Fragmentation des marchés de capitaux dans l'UE : Bruno Le Maire propose la création d'un produit d'épargne européen information fournie par Boursorama avec Media Services 23/02/2024 à 12:05
L'Union européenne souffre de la fragmentation de ses marchés de capitaux, morcelés entre les différents pays membres, et discute depuis des années de propositions pour bénéficier d'effets d'échelle comparables au marché américain.
"L'argent des Européens dort au lieu de travailler." Ce vendredi 23 février, le ministre français des Finances Bruno Le Maire a proposé la création d'un "produit d'épargne européen" avec les Etats de l'UE qui le souhaitent, afin de mobiliser les capitaux privés au service de la croissance. L'Allemagne a aussitôt rejeté cette idée.
"Lançons dès 2024 un produit d'épargne européen dont nous définirons les caractéristiques, le rendement, avec les Etats volontaires", a déclaré Bruno Le Maire, avant une réunion avec ses homologues des Vingt-Sept à Gand (Belgique). Il a évoqué la possibilité qu'une poignée de pays participent à cette initiative pour construire une union des marchés de capitaux en Europe. "Ce sera peut-être 2, 3, 4, 5 Etats, peu importe. Mais comme il est impossible de démarrer tout de suite à 27, démarrons à quelques uns", a dit le ministre français, sans préciser quels pourraient être les Etats volontaires.
Ce produit viserait à mieux orienter les économies des citoyens de l'UE vers le financement à long terme des entreprises, à l'aide d'une fiscalité attractive. Il pourrait prendre par exemple la forme d'un plan d'épargne retraite (PER) européen, explique-t-on au ministère français des Finances. Il existe certes déjà un produit d'épargne paneuropéen, créé en 2019, le PEPP (Pan European Personal Pension Product) mais sa distribution se heurte à une tarification et une fiscalité non harmonisées d'un Etat membre à l'autre.
"Je plaide pour une union à pleine vitesse"
Le ministre allemand des Finances, Christian Lindner, a cependant rejeté à Gand l'initiative française. La France et l'Allemagne ont signé récemment une tribune commune pour relancer le projet d'union des marchés de capitaux, a rappelé Bruno Le Maire, "mais c'est bien quand les actes rejoignent les paroles", a-t-il raillé. "Je plaide pour une union non pas à plusieurs vitesses, comme le dit mon ami Bruno, mais à pleine vitesse, c'est-à-dire qui avance rapidement avec les 27", lui a répondu Christian Lindner. "Il n'est pas exclu que des initiatives bilatérales ou en petit comité soient aussi envisageables mais l'objectif doit être d'avancer ensemble", a-t-il affirmé.

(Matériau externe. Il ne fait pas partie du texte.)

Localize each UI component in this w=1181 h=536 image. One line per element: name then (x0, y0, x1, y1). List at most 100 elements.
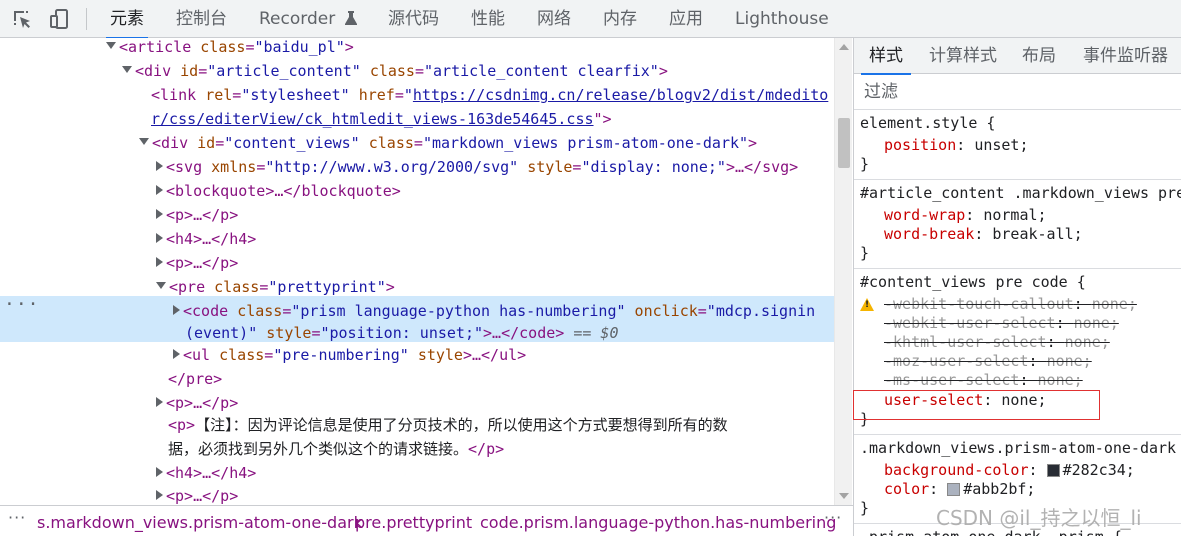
property-name: -webkit-user-select (884, 314, 1056, 332)
property-value: normal; (983, 206, 1047, 224)
breadcrumb-overflow-icon[interactable]: ··· (8, 508, 26, 527)
tree-node-blockquote[interactable]: <blockquote>…</blockquote> (0, 179, 834, 203)
collapse-triangle-icon[interactable] (106, 42, 116, 49)
collapse-triangle-icon[interactable] (122, 66, 132, 73)
tab-console[interactable]: 控制台 (176, 0, 227, 38)
css-property[interactable]: color: #abb2bf; (884, 480, 1035, 499)
tag-close: > (658, 62, 668, 80)
tree-node-svg[interactable]: <svg xmlns="http://www.w3.org/2000/svg" … (0, 155, 834, 179)
expand-triangle-icon[interactable] (173, 348, 180, 359)
tree-node-code-selected[interactable]: <code class = "prism language-python has-n… (0, 299, 834, 323)
attr-value: "content_views" (224, 134, 360, 152)
toolbar-separator (86, 8, 87, 30)
tag-collapsed: >…</ul> (462, 346, 527, 364)
tree-node-pre[interactable]: <pre class="prettyprint"> (0, 275, 834, 299)
css-property[interactable]: word-break: break-all; (884, 225, 1083, 244)
tree-node-p[interactable]: <p>…</p> (0, 203, 834, 227)
expand-triangle-icon[interactable] (156, 396, 163, 407)
attr-eq: = (198, 62, 208, 80)
css-property-overridden[interactable]: -moz-user-select: none; (884, 352, 1092, 371)
expand-triangle-icon[interactable] (156, 160, 163, 171)
tab-performance[interactable]: 性能 (471, 0, 505, 38)
attr-name: href (358, 86, 395, 104)
attr-value: "markdown_views prism-atom-one-dark" (422, 134, 749, 152)
breadcrumb-item[interactable]: pre.prettyprint (355, 513, 472, 532)
stylesheet-link-cont[interactable]: r/css/editerView/ck_htmledit_views-163de… (151, 110, 594, 128)
css-property[interactable]: position: unset; (884, 136, 1029, 155)
attr-value: "article_content clearfix" (424, 62, 659, 80)
attr-eq: = (259, 278, 269, 296)
rule-selector[interactable]: element.style { (860, 114, 995, 133)
tab-event-listeners[interactable]: 事件监听器 (1083, 38, 1168, 74)
tab-layout[interactable]: 布局 (1022, 38, 1056, 74)
tag-name: <svg (166, 158, 203, 176)
tag-name: <code (183, 302, 229, 320)
attr-name: class (369, 62, 415, 80)
css-property-overridden[interactable]: -webkit-touch-callout: none; (884, 295, 1137, 314)
breadcrumb-item[interactable]: s.markdown_views.prism-atom-one-dark (37, 513, 363, 532)
inspect-element-icon[interactable] (10, 7, 34, 31)
tree-node-h4[interactable]: <h4>…</h4> (0, 461, 834, 485)
collapse-triangle-icon[interactable] (139, 138, 149, 145)
css-property[interactable]: background-color: #282c34; (884, 461, 1135, 480)
scroll-up-arrow-icon[interactable] (839, 44, 849, 50)
breadcrumb-overflow-icon[interactable]: ··· (824, 508, 842, 527)
color-swatch[interactable] (1046, 464, 1060, 477)
warning-icon[interactable] (860, 298, 874, 311)
elements-scrollbar[interactable] (834, 38, 852, 505)
device-toolbar-icon[interactable] (48, 7, 72, 31)
tree-node-article[interactable]: <article class="baidu_pl"> (0, 38, 834, 59)
tree-node-p-note[interactable]: <p>【注】：因为评论信息是使用了分页技术的，所以使用这个方式要想得到所有的数 (0, 413, 834, 437)
tab-application[interactable]: 应用 (669, 0, 703, 38)
tree-node-code-cont[interactable]: (event)" style="position: unset;">…</cod… (0, 321, 834, 345)
expand-triangle-icon[interactable] (156, 232, 163, 243)
collapse-triangle-icon[interactable] (156, 282, 166, 289)
expand-triangle-icon[interactable] (156, 208, 163, 219)
tab-network[interactable]: 网络 (537, 0, 571, 38)
expand-triangle-icon[interactable] (173, 304, 180, 315)
filter-input[interactable] (864, 80, 1164, 104)
attr-eq: = (394, 86, 404, 104)
tab-elements[interactable]: 元素 (106, 0, 148, 39)
tree-node-link[interactable]: <link rel="stylesheet" href="https://csd… (0, 83, 834, 107)
tab-lighthouse[interactable]: Lighthouse (735, 0, 829, 38)
css-property-overridden[interactable]: -webkit-user-select: none; (884, 314, 1119, 333)
attr-value: "prism language-python has-numbering" (291, 302, 626, 320)
css-property[interactable]: word-wrap: normal; (884, 206, 1047, 225)
expand-triangle-icon[interactable] (156, 256, 163, 267)
property-name: position (884, 136, 957, 154)
rule-separator (854, 434, 1181, 435)
tree-node-p[interactable]: <p>…</p> (0, 391, 834, 415)
tab-memory[interactable]: 内存 (603, 0, 637, 38)
tree-node-p[interactable]: <p>…</p> (0, 251, 834, 275)
property-name: -moz-user-select (884, 352, 1029, 370)
tree-node-p[interactable]: <p>…</p> (0, 484, 834, 505)
rule-selector[interactable]: #article_content .markdown_views pre (860, 184, 1181, 203)
tree-node-article-content[interactable]: <div id="article_content" class="article… (0, 59, 834, 83)
tree-node-ul[interactable]: <ul class="pre-numbering" style>…</ul> (0, 343, 834, 367)
tab-recorder[interactable]: Recorder (259, 0, 358, 38)
attr-name: rel (205, 86, 233, 104)
expand-triangle-icon[interactable] (156, 489, 163, 500)
scrollbar-thumb[interactable] (838, 118, 850, 168)
color-swatch[interactable] (947, 483, 961, 496)
css-property-overridden[interactable]: -khtml-user-select: none; (884, 333, 1110, 352)
tree-node-content-views[interactable]: <div id="content_views" class="markdown_… (0, 131, 834, 155)
tab-sources[interactable]: 源代码 (388, 0, 439, 38)
tree-node-pre-close[interactable]: </pre> (0, 367, 834, 391)
attr-name: id (197, 134, 216, 152)
rule-selector[interactable]: .markdown_views.prism-atom-one-dark (860, 439, 1176, 458)
stylesheet-link[interactable]: https://csdnimg.cn/release/blogv2/dist/m… (413, 86, 828, 104)
tab-styles[interactable]: 样式 (861, 38, 911, 75)
attr-name: xmlns (211, 158, 257, 176)
tree-node-h4[interactable]: <h4>…</h4> (0, 227, 834, 251)
expand-triangle-icon[interactable] (156, 466, 163, 477)
scroll-down-arrow-icon[interactable] (839, 493, 849, 499)
brace: } (860, 244, 870, 262)
tab-computed[interactable]: 计算样式 (929, 38, 997, 74)
css-property-overridden[interactable]: -ms-user-select: none; (884, 371, 1083, 390)
breadcrumb-item[interactable]: code.prism.language-python.has-numbering (480, 513, 836, 532)
expand-triangle-icon[interactable] (156, 184, 163, 195)
tag-name: <h4>…</h4> (166, 464, 257, 482)
rule-selector[interactable]: #content_views pre code { (860, 273, 1086, 292)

L'Union européenne souffre de la fragmentation de ses marchés de capitaux, morcelés entre les différents pays membres. Elle discute depuis des années de propositions pour bénéficier d'effets d'échelle comparables au marché américain. Mais ces débats achoppent sur des intérêts divergents au sein des Vingt-Sept. "Il y a chez moi beaucoup d'impatience (...). Je ne viens pas à Gand rencontrer mes amis ministres des Finances pour taper la causette", a lancé Bruno Le Maire. "Je ne viens pas pour publier le 10e, 15e ou 20e communiqué sur l'Union des marchés de capitaux dans lequel il n'y a rien ou presque rien".
L'épargne des Européens évaluée à quelque 35.000 milliards d'euros
Des marchés de capitaux efficaces permettent aux entreprises de financer plus facilement leurs projets et aux particuliers de trouver de meilleures offres d'investissement. Outre le produit d'épargne européen, Bruno Le Maire a proposé aux gestionnaires d'actifs, aux banques et bourses européennes "une supervision européenne volontaire qui pourrait être exercée par l'autorité des marchés financiers européens". Il a également mis sur la table un projet de "garantie pour la titrisation", de façon à ce que "les titres arrêtent de peser sur le bilan des banques" et qu'elles puissent ainsi "prêter plus aux particuliers et aux entreprises". "L'argent des Européens dort au lieu de travailler", a affirmé le ministre. "Si nous voulons que l'argent européen travaille au lieu de dormir, il faut mettre en place l'Union des marchés de capitaux sans délai et il doit y avoir des progrès dès 2024".
Il a évalué à quelque 35.000 milliards d'euros l'épargne des Européens, dont "plus de 10.000 milliards dorment sur des comptes bancaires". Cet argent "doit travailler à la croissance, à l'innovation, à la recherche, pour les entreprises et pour l'emploi", a-t-il ajouté. "Nous avons une bataille décisive devant nous, c'est la croissance", a-t-il encore affirmé évoquant le décrochage de l'UE par rapport aux Etats-Unis. "Personne ne peut accepter que la croissance européenne soit un point en dessous de la croissance américaine", a-t-il dit.